O forse, mentre sta raccogliendo i suoi effetti personali, l’economista cresciuto all’ombra di Franco Modigliani e Carlo Azeglio Ciampi, osserva un antico elmo prussiano appeso al muro, singolare dono di insediamento da parte del popolare magazine tedesco Bild. Forse un messaggio obliquo, per invitare il nuovo Presidente italiano a perseverare nelle politiche di rigore (oggi diremmo di austerity) del suo predecessore. Draghi accettò il dono di buon grado, forse facendo buon viso a cattivo gioco. Poi, negli otto anni successivi, dimenticò l’ammonimento facendo esattamente l’opposto: tagli sistematici dei tassi interesse, sostegni alle banche e massicce dosi di Quantitative Easing (2600 miliardi di liquidità iniettati a cadenza mensile nell’Eurosistema) che hanno tenuto i tassi a zero scatenando, a più riprese, l’ira funesta del Presidente della Bundesbank, Jens Weidmann e dei “falchi” dell’ortodossia monetaria europea. 

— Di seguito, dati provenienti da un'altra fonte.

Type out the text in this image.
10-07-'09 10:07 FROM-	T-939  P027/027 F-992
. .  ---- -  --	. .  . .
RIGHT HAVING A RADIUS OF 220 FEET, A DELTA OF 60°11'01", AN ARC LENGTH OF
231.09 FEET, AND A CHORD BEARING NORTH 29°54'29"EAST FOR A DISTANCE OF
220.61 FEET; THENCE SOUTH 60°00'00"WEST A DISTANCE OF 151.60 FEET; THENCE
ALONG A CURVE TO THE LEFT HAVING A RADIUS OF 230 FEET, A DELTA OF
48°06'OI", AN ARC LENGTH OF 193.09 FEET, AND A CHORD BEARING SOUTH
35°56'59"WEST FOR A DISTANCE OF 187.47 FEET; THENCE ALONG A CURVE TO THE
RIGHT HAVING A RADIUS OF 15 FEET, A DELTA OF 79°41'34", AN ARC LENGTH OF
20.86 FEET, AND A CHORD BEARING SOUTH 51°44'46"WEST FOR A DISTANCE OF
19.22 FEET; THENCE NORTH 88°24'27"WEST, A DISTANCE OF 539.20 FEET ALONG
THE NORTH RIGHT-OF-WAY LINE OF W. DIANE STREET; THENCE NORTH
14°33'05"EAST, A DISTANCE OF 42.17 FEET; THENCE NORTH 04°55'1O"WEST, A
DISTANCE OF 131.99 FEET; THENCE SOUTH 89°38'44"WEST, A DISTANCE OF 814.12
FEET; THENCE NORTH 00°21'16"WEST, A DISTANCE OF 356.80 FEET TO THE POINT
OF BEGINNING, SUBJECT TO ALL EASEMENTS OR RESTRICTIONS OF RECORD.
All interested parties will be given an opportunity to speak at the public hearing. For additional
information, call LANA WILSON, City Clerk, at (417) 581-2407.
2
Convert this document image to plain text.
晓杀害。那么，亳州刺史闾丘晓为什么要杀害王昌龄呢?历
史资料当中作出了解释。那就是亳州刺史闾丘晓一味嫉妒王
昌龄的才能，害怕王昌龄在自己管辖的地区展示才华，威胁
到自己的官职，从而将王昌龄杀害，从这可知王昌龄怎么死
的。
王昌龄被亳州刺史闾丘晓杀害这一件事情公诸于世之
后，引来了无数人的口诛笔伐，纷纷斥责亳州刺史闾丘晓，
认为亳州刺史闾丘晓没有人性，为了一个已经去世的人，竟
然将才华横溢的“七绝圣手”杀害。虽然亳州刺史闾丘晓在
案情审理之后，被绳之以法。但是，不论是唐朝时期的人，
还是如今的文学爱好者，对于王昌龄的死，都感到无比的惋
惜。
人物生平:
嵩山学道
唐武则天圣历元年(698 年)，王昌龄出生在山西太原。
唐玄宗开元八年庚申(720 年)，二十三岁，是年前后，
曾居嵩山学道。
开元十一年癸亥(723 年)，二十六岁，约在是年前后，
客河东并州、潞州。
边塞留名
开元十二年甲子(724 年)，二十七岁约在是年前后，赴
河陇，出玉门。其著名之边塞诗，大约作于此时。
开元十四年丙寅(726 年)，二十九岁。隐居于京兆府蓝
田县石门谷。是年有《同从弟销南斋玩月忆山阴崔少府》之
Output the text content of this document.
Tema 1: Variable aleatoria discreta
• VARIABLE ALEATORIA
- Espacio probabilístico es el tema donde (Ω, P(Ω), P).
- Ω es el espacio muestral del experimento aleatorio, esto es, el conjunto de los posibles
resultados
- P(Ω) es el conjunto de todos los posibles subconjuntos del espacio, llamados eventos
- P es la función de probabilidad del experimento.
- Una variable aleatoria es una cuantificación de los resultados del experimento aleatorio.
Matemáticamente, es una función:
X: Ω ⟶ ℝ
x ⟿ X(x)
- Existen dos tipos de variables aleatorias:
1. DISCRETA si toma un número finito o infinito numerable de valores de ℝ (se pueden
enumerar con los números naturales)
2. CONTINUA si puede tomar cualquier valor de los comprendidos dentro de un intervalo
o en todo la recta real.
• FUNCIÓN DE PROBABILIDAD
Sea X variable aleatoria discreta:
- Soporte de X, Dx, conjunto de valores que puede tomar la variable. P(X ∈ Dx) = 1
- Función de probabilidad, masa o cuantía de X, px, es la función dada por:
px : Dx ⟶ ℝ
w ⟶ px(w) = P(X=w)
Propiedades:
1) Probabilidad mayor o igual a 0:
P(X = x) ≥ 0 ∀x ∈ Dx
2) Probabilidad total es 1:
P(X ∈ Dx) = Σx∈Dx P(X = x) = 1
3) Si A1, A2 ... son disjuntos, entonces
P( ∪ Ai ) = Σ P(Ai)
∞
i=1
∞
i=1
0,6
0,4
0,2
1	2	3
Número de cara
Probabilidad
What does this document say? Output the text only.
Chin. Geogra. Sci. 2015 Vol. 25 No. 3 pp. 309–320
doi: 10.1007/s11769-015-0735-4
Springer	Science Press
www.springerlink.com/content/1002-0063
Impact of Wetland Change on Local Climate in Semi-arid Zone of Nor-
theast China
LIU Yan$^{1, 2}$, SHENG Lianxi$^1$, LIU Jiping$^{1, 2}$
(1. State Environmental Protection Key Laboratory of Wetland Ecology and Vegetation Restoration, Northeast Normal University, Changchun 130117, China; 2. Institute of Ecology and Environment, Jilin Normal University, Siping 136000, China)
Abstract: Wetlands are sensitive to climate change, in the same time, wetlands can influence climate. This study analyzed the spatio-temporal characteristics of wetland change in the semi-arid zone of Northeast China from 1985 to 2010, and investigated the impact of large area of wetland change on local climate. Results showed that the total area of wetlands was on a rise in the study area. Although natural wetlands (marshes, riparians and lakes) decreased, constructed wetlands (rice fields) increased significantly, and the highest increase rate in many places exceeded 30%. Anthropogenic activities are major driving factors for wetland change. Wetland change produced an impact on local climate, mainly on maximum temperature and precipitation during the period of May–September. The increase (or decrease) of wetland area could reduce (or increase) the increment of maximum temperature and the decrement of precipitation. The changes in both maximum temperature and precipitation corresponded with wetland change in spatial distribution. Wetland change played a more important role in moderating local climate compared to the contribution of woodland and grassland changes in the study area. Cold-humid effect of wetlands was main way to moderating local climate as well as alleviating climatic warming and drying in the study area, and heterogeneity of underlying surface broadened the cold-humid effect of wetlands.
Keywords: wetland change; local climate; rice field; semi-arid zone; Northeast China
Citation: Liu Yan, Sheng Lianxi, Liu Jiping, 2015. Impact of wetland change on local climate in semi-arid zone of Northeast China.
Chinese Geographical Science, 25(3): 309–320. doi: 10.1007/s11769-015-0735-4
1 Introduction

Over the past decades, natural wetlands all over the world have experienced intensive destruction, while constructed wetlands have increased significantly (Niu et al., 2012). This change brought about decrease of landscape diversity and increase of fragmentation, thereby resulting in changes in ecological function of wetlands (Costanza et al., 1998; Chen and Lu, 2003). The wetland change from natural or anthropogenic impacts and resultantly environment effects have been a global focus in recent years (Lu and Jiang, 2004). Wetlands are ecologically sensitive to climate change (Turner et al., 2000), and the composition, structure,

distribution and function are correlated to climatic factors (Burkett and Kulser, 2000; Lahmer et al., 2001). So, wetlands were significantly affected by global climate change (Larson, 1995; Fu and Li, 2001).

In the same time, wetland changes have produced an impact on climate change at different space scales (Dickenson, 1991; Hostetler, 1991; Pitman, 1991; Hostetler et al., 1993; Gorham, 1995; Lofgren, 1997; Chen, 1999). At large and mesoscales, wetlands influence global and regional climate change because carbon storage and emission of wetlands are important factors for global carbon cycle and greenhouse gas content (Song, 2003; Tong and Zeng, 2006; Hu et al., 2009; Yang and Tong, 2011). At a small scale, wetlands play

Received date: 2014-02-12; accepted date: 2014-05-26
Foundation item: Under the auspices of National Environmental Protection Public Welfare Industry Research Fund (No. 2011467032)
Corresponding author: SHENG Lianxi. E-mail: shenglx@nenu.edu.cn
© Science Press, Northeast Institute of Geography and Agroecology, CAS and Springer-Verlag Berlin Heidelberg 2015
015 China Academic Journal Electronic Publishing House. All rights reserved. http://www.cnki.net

Secondo voci di corridoio, a un certo punto la Bild avrebbe addirittura chiesto la restituzione dell’elmo prussiano: evidentemente il messaggio recapitato non era andato a buon fine. Eppure è ancora lì, nell’ufficio Presidenziale, all’ultimo piano di Eurotower, Kaiserstrasse 29, Frankfurt am Main, Deutschland. Chissà se la nuova Presidente, Christine Lagarde, lo lascerà appeso al muro.